I dressed hurriedly.
'What do you mean to do now, Alexander?' I asked.
He gazed at me in bewilderment, as though marvelling at the absurdity of my question. And indeed what was there to do?
'You simply must go to them, though,' I began. 'You're bound to ascertain how it happened; there is, possibly, a crime concealed. One may expect anything of those people.... It is all to be thoroughly investigated. Remember the statement in her manuscript, the pension was to cease on her marriage, but in event of her death it was to pass to Ratsch. In any case, one must render her the last duty, pay homage to her remains!'
I talked to Fustov like a preceptor, like an elder brother. In the midst of all that horror, grief, bewilderment, a sort of unconscious feeling of superiority over Fustov had suddenly come to the surface in me.... Whether from seeing him crushed by the consciousness of his fault, distracted, shattered, whether that a misfortune befalling a man almost always humiliates him, lowers him in the opinion of others, 'you can't be much,' is felt, 'if you hadn't the wit to come off better than t hat!' God knows! Any way, Fustov seemed to me almost like a child, and I felt pity for him, and saw the necessity of severity. I held out a helping hand to him, stooping down to him from above. Only a woman's sympathy is free from condescension.

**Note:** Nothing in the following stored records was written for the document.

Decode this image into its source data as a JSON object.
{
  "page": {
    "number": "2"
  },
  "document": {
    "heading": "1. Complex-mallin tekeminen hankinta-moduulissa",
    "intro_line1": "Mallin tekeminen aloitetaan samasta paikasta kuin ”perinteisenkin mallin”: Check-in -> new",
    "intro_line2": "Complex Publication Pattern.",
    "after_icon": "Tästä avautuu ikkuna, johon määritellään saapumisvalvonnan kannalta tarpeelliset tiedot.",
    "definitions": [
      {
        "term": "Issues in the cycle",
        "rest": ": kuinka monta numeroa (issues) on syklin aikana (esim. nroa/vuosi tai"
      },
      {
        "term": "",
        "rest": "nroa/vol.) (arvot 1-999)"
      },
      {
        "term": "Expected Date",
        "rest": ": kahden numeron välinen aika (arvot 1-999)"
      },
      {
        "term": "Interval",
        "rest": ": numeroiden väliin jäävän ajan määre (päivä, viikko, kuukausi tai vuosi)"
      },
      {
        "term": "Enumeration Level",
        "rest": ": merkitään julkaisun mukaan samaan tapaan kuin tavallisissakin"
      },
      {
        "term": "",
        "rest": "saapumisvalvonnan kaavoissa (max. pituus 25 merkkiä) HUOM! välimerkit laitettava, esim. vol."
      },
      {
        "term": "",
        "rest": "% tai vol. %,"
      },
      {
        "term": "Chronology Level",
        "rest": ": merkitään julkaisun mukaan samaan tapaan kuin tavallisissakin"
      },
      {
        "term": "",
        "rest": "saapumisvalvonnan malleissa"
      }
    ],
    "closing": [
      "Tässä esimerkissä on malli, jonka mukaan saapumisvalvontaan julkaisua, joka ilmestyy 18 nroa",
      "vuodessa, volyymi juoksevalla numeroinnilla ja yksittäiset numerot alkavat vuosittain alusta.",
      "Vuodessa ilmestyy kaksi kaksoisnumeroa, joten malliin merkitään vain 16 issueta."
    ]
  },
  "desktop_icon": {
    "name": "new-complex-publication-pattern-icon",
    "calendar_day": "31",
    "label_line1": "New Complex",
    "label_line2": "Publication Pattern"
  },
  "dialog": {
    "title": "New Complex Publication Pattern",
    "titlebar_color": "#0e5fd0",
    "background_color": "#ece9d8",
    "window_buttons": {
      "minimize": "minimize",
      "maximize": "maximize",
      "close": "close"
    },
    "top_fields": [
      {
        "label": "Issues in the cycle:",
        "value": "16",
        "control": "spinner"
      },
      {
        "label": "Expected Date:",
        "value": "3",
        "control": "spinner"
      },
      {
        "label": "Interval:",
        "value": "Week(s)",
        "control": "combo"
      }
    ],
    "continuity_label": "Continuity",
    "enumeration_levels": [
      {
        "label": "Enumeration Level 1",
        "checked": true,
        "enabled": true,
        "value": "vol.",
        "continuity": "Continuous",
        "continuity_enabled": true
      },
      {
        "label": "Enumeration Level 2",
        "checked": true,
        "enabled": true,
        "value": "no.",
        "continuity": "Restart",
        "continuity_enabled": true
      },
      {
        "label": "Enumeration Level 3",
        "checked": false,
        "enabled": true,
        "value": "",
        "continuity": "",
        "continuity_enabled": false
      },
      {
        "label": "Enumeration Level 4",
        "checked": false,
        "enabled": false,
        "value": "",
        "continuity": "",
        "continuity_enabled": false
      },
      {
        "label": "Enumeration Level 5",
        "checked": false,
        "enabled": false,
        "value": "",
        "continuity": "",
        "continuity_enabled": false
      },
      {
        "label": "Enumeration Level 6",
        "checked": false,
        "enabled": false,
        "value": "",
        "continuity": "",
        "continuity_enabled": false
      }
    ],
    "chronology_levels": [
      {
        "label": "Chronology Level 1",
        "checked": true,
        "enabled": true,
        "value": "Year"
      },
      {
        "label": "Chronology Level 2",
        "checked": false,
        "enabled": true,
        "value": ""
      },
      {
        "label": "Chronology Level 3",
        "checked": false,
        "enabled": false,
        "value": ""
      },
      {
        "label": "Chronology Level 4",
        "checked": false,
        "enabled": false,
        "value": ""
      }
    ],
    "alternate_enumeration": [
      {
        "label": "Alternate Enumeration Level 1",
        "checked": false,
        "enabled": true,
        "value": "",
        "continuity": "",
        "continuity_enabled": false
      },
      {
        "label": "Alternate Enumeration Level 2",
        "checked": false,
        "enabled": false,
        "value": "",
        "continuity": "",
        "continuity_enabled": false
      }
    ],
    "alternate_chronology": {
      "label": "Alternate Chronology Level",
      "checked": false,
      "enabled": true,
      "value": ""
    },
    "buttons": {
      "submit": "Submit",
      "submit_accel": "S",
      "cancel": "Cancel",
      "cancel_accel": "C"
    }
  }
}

But Fustov continued to gaze with wild and stupid eyes at me—my authoritative tone obviously had no effect on him, and to my second question, 'You're going to them, I suppose?' he replied—
'No, I'm not going.'
'What do you mean, really? Don't you want to ascertain for yourself, to investigate, how, and what? Perhaps, she has left a letter... a document of some sort....'
Fustov shook his head.
'I can't go there,' he said. 'That's what I came to you for, to ask you to go... for me... I can't... I can't....'
Fustov suddenly sat down to the table, hid his face in both hands, and sobbed bitterly.
'Alas, alas!' he kept repeating through his tears; 'alas, poor girl... poor girl... I loved... I loved her... alas!'
I stood near him, and I am bound to confess, not the slightest sympathy was excited in me by those incontestably sincere sobs. I simply marvelled that Fustov could cry like that, and it seemed to me that now I knew what a small person he was, and that I should, in his place, have acted quite differently. What's one to make of it? If Fustov had remained quite unmoved, I should perhaps have hated him, have conceived an aversion for him, but he would not have sunk in my esteem.... He would have kept his prestige. Don Juan would have remained Don Juan! Very late in life, and only after many experiences, does a man learn, at the sight of a fellow-creature's real failing or weakness, to sympathise with him, and help him without a secret self-congratulation at his own virtue and strength, but on the contrary, with every humility and comprehension of the naturalness, almost the inevitableness, of sin.